It is difficult to give you specific exercises since I do not know exactly how small your arena is, nor any details about on what you and your horse are wanting to work on at home. I believe that you will accomplish the most if you identify, in advance, precisely what you and your horse need to improve. This makes everything you do have a real purpose, and will make it much easier to have purpose toward your riding between lessons and set exercises that will help you progress.
While a small arena can get to feel very restrictive when that is the only place you have to ride, there is still quite a lot that you can do even in a limited space. In fact, some sorts of work are best accomplished in smaller arenas. For example: work on turns and angles, as well as lateral work, and increased collection in your flat work.

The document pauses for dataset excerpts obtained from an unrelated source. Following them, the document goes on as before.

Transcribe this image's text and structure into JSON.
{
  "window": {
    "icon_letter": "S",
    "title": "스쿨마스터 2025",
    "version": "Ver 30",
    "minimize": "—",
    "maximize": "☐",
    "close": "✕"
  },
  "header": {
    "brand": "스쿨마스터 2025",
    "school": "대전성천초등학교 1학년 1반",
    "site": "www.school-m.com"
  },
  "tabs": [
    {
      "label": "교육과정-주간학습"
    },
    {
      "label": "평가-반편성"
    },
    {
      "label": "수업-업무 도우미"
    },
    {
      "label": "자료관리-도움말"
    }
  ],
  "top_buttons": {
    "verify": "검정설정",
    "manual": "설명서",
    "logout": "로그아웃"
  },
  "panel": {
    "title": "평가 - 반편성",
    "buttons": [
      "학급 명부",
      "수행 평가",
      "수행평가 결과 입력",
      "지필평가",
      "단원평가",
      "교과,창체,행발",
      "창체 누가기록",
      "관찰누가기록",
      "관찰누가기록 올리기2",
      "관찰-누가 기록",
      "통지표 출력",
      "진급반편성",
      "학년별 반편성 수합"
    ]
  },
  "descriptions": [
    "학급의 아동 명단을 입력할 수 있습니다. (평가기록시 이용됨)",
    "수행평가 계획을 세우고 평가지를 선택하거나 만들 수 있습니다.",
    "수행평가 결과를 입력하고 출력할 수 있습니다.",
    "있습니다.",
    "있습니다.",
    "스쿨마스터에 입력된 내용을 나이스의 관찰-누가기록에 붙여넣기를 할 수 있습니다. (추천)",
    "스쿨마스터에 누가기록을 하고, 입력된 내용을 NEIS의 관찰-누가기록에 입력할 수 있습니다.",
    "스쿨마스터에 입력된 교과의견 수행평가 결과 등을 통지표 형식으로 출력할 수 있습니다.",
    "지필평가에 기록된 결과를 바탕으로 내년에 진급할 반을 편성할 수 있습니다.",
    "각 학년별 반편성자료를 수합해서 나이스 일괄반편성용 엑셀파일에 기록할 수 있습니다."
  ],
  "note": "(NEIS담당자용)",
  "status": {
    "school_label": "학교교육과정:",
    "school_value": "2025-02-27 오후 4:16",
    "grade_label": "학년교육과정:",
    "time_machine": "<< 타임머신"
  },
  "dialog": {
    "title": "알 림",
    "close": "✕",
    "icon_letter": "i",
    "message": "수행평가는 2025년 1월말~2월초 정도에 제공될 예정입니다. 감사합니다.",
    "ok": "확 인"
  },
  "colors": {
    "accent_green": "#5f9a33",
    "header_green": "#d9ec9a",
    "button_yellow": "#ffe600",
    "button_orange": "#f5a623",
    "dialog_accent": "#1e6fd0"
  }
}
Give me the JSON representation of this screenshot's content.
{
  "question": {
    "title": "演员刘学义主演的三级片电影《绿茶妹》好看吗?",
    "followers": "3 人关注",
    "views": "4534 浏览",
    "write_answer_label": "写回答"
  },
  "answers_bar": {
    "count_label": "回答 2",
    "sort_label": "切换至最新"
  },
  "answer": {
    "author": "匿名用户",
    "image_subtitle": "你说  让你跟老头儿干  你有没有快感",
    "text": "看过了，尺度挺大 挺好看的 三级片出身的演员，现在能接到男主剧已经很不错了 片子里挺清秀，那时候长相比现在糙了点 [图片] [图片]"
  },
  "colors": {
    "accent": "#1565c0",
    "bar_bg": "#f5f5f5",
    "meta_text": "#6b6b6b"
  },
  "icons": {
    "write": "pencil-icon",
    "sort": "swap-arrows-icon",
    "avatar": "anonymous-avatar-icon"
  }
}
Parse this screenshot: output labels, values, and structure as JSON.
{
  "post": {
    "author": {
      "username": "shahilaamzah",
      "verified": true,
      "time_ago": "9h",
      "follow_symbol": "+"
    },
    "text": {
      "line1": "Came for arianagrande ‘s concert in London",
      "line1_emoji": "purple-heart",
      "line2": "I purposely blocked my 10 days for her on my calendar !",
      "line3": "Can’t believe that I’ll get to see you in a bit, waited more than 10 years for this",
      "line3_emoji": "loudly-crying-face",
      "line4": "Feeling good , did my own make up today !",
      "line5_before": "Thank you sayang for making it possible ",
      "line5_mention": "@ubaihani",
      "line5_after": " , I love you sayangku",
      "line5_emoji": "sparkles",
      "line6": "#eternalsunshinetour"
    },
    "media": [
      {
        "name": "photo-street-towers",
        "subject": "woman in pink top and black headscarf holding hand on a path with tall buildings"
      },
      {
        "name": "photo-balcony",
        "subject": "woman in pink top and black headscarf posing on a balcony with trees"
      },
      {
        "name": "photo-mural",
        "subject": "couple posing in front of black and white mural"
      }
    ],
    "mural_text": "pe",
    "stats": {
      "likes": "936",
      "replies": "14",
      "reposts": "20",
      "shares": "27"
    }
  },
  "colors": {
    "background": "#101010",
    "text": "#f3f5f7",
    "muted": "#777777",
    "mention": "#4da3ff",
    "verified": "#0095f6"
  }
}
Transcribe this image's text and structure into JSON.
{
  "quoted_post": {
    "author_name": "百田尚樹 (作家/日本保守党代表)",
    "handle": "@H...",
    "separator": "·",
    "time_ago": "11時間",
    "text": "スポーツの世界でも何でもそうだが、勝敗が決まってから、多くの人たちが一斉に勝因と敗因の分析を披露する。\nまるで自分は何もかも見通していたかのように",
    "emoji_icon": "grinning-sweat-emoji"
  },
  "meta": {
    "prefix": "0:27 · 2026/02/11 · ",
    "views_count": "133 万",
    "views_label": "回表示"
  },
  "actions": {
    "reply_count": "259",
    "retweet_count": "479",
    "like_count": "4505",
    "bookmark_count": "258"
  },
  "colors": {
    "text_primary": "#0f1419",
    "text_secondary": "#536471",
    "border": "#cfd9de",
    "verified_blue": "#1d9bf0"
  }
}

There are a couple of general principles to keep in mind when setting fences in a restricted space. First, remember that the shorter approaches to your lines will dictate using somewhat shorter distances between fences since your horse will not have the same open and forward stride approaching and between related jumps. Also, the jumps themselves can be lower and narrower than you are currently doing in lessons and shows, yet still be effective. The bigger questions are asked in the approach and landing rather than the jumps themselves. My second suggestion is not to try building a course or multiple lines with jumps set on the outside of the arena. Instead leave room to go around fences in order to better use diagonal lines; they will offer more room and allow approaches that can be ridden smoother. ‘Square’ corners put your horse on a very short stride and keep you from maintaining smoothness and an even pace out of the corner and between fences. Especially in a narrow arena, leaving the rail open on at least one side, if not both, will give you many more options.
My book “101 Jumping Exercises for Horse and Rider” (available from Amazon and at many tack shops) offers some specific exercises that will fit in smaller arenas, as will shortened versions of some others. Decide what it is that you want to accomplish and choose exercises that will help you toward your goals, whether it be a stronger and better balanced position for you, encouraging your horse to place the exact center of his jumping arc over the center of the jump, improving the efficiency of your turns in jumper or equitation classes, or some other aspects of your performance. Your trainer is the one to go to for help in this regard, and it is a good idea to run some specific exercises past her to see what she thinks; after you have determined that an exercise will fit nicely into your home arena.
Even if you don’t do much jumping when riding at home, placing some ground poles or cavaletti in strategic places in your arena will sharpen up your execution of courses—and will keep your at-home rides much more interesting for both you and your horse. Even in your flatwork, learn to be creative in coming up with specific “tests” for you and your horse to execute. Using all three gaits, lengthening and shortening, circles, lateral work, halts, and rein back (with transitions at specific points in the arena). There are an infinite variety of patterns to create, learn, execute, and perfect. I generally prefer a ‘three tries’ approach: get it all done the first time (even if it is a bit rough), then improve it the next time through, and make it the best you can do in your third attempt. Don’t drill after that—do something different. Endless repetition will make your horse either frustrated or dull. You will know when you and your horse are truly functioning as a team when you can execute a rather demanding pattern; perhaps with some poles or cavaletti interspersed with transitions, changes of gait, and other tests. When you can convey to your horse exactly what you want and when, on the first try, you will find you are riding a very attentive and interested horse—one that puts a great deal of trust in you as a rider that makes his job infinitely easier for him to accomplish.
Good luck and enjoy the opportunity to use your creativity as you progress toward real mastery in this great sport!